The Supreme Court may be on the cusp of
another dramatic weakening of civil rights laws:
The question before the court is whether the Fair Housing Act of 1968, intended to fight pervasive residential segregation, bans practices that unintentionally discriminate against minorities. For decades, the law has been used not only to fight intentional discrimination but any other practices that have a "disparate impact" on racial and other minority groups. [...]
But now, the case Texas Department of Housing and Community Affairs v. The Inclusive Communities Project, Inc., represents the third time in as many years that the Supreme Court has agreed to take up the issue of how broadly, or not, the Fair Housing Act rules can be applied. Less than four years ago, the court agreed to hear a case out of Minnesota on disparate-impact claims; the following year it agreed to take up a New Jersey case on the same issue. Both cases were resolved before oral arguments, in part because civil rights advocates were afraid of what the Supreme Court under Chief Justice John Roberts might decide.
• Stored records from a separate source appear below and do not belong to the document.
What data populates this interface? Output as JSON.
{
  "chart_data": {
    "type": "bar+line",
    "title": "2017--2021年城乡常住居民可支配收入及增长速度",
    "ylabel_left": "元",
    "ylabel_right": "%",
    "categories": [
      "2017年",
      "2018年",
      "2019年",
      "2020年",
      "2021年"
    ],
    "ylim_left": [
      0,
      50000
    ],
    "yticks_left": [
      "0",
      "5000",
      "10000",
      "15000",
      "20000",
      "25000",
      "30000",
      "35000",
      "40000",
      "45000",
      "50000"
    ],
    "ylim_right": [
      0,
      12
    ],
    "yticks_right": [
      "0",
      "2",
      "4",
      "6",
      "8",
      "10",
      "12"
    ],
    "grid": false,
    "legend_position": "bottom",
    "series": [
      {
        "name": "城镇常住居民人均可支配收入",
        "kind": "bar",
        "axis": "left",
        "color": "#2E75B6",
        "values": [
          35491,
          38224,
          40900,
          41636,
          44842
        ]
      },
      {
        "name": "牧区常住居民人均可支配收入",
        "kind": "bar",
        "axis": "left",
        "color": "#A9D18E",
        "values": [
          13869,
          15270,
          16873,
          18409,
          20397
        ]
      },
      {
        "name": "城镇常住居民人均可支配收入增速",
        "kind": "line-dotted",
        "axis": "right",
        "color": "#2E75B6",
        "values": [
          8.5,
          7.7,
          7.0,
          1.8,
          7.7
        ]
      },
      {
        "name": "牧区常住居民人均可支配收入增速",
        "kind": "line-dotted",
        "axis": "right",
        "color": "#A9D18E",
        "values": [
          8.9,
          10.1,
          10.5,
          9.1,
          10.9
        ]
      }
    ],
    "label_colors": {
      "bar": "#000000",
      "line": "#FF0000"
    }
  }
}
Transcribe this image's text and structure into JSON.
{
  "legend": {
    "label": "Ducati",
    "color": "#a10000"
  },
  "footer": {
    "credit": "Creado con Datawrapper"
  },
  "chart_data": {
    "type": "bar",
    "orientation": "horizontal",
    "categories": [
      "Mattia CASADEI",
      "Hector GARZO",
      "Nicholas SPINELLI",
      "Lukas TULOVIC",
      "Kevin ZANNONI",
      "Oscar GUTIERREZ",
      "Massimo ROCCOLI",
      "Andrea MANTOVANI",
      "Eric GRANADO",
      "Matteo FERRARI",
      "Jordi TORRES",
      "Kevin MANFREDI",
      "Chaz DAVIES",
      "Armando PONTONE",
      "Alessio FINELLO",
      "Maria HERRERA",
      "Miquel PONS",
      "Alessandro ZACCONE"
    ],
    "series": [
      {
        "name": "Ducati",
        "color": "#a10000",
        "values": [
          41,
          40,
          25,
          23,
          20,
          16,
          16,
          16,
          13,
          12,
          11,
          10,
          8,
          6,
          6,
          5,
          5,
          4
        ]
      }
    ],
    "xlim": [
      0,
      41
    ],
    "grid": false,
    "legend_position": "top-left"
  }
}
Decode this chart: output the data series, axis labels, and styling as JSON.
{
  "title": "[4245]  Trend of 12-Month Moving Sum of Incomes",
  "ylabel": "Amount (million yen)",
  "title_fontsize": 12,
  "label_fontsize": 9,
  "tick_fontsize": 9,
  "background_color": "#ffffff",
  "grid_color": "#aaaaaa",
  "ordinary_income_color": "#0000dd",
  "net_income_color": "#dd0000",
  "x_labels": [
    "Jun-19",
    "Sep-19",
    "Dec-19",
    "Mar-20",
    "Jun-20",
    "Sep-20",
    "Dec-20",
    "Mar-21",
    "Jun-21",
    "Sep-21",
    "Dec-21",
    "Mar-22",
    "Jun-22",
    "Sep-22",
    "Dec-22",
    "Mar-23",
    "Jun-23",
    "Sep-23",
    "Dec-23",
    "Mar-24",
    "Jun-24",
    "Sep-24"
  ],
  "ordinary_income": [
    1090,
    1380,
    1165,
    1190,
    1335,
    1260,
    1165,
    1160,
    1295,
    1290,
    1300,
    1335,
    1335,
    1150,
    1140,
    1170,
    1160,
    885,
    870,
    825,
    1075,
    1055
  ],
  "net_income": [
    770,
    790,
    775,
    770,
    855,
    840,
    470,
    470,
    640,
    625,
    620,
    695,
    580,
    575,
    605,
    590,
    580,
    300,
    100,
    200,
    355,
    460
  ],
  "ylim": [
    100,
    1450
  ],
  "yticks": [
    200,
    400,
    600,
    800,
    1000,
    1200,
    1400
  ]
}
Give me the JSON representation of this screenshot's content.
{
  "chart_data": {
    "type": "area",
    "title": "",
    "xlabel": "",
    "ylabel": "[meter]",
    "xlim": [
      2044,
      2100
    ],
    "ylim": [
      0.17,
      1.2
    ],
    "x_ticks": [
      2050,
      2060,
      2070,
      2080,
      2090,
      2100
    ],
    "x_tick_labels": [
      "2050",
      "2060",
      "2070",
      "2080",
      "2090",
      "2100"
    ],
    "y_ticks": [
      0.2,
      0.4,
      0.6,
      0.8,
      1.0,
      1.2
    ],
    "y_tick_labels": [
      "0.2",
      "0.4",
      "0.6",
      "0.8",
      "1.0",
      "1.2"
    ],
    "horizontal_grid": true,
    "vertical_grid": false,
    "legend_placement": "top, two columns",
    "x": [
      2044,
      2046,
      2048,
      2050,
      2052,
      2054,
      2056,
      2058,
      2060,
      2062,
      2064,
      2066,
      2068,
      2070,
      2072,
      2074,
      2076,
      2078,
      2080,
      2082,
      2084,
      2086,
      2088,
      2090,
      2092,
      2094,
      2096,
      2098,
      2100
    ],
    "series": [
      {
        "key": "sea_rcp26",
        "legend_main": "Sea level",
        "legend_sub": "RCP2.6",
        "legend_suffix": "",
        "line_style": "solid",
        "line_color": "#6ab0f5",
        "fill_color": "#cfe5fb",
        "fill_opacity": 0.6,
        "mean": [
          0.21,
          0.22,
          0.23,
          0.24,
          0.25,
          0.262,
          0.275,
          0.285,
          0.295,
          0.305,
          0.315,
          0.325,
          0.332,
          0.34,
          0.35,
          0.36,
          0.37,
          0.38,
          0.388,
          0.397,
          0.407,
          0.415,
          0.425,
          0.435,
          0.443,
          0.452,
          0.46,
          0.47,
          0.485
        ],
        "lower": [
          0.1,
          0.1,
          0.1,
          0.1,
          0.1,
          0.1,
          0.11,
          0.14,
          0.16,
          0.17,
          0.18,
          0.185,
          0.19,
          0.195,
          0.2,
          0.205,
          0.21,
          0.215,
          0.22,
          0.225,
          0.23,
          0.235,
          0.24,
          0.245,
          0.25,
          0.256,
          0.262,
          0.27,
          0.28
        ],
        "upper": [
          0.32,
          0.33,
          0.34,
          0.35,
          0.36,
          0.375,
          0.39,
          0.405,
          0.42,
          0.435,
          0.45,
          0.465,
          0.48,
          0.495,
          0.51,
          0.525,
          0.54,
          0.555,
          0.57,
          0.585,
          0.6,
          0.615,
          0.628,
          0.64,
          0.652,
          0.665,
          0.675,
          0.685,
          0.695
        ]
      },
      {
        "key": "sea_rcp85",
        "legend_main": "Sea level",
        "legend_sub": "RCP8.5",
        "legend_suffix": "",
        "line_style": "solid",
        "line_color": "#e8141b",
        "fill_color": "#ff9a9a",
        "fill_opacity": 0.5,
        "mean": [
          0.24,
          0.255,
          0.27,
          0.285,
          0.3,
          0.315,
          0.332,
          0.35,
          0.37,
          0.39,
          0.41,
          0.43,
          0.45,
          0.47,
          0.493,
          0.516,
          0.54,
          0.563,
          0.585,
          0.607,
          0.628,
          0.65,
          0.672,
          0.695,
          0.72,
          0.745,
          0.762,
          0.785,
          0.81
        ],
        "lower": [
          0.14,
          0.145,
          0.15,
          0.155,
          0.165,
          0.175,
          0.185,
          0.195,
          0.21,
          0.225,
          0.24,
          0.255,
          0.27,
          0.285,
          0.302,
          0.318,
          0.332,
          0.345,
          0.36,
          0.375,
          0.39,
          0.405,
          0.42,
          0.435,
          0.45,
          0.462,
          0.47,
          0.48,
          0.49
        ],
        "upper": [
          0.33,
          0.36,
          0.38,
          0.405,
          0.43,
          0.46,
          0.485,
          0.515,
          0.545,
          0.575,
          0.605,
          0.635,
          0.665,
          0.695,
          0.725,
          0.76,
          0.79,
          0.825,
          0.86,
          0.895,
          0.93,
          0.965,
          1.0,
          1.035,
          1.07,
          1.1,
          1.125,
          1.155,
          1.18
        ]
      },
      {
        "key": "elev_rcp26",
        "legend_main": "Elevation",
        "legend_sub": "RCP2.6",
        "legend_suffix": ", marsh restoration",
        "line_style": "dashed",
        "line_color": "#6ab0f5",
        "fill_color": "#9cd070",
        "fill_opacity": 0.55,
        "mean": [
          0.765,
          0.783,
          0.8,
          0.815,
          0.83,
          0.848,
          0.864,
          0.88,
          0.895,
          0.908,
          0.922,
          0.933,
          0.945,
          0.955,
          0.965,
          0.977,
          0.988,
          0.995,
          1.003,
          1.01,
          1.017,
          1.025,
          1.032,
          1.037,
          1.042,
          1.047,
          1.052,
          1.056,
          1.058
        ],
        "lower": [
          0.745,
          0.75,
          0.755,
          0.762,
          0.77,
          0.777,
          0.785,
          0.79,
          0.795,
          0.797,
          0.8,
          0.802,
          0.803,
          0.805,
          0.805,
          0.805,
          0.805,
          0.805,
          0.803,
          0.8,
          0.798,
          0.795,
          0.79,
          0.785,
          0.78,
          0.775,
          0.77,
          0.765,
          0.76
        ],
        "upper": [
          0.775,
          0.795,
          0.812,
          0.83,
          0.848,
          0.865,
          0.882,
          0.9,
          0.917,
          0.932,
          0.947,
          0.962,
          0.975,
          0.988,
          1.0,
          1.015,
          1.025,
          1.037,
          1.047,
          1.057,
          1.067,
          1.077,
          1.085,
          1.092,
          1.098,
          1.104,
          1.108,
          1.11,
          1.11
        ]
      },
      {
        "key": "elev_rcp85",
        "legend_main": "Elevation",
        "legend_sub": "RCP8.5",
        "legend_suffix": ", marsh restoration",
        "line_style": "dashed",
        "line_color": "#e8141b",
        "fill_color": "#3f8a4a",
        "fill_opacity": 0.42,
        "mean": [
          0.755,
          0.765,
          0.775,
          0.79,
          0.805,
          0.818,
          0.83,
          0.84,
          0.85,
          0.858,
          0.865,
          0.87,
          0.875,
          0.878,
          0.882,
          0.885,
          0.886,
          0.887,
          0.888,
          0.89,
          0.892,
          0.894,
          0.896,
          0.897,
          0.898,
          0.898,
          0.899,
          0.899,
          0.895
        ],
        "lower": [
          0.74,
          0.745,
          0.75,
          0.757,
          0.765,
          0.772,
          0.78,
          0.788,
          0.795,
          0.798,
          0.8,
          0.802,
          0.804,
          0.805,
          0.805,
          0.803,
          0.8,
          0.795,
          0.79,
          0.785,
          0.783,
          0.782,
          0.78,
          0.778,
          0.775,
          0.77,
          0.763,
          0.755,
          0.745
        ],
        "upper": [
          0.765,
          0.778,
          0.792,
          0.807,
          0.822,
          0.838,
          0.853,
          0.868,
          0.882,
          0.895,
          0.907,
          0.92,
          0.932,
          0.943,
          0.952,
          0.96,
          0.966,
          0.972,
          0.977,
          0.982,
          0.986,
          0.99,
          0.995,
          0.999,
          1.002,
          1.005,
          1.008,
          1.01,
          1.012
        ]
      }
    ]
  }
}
"There’s no disagreement among the lower courts, it’s always been the law since the late '60s that you could have disparate impact," says Deepak Gupta, a Washington lawyer who filed an amicus brief on behalf of current and former members of Congress urging the court to uphold the broad interpretation of the housing law. The court's taking up the issue repeatedly, Gupta says, signals that "at least some of the justices are very interested in changing the law in this area."
One of those justices appears to be Chief Justice John Roberts himself, whose questioning in oral arguments today demonstrated skepticism toward the last forty years of established law. Hope for retaining the notion that housing discrimination can still be discrimination even if it is not explicit and intentional may lie, ironically, with Antonin Scalia. His theoretical devotion to deferring to agency interpretations of laws when possible may come into play; oral arguments today gave no clear signs that he had
made up his mind.
Scalia told [Texas Solicitor General Scott Keller] that looking at the "grand goals" of Congress in 1968 to eliminate segregated housing, it seemed possible that lawmakers thought disparate impact cases were acceptable. But later, Scalia told Michael Daniel, lawyer for the Texas housing group, that "racial disparity is not racial discrimination."
"The fact that the NFL is largely black players is not discrimination," Scalia said.
So we'll see. Gutting the legal notion of discrimination via "disparate impact" would have broad civil rights implications, if the court went that far. Given that Roberts himself appears to be openly contemplating such a change, there's reason to be nervous.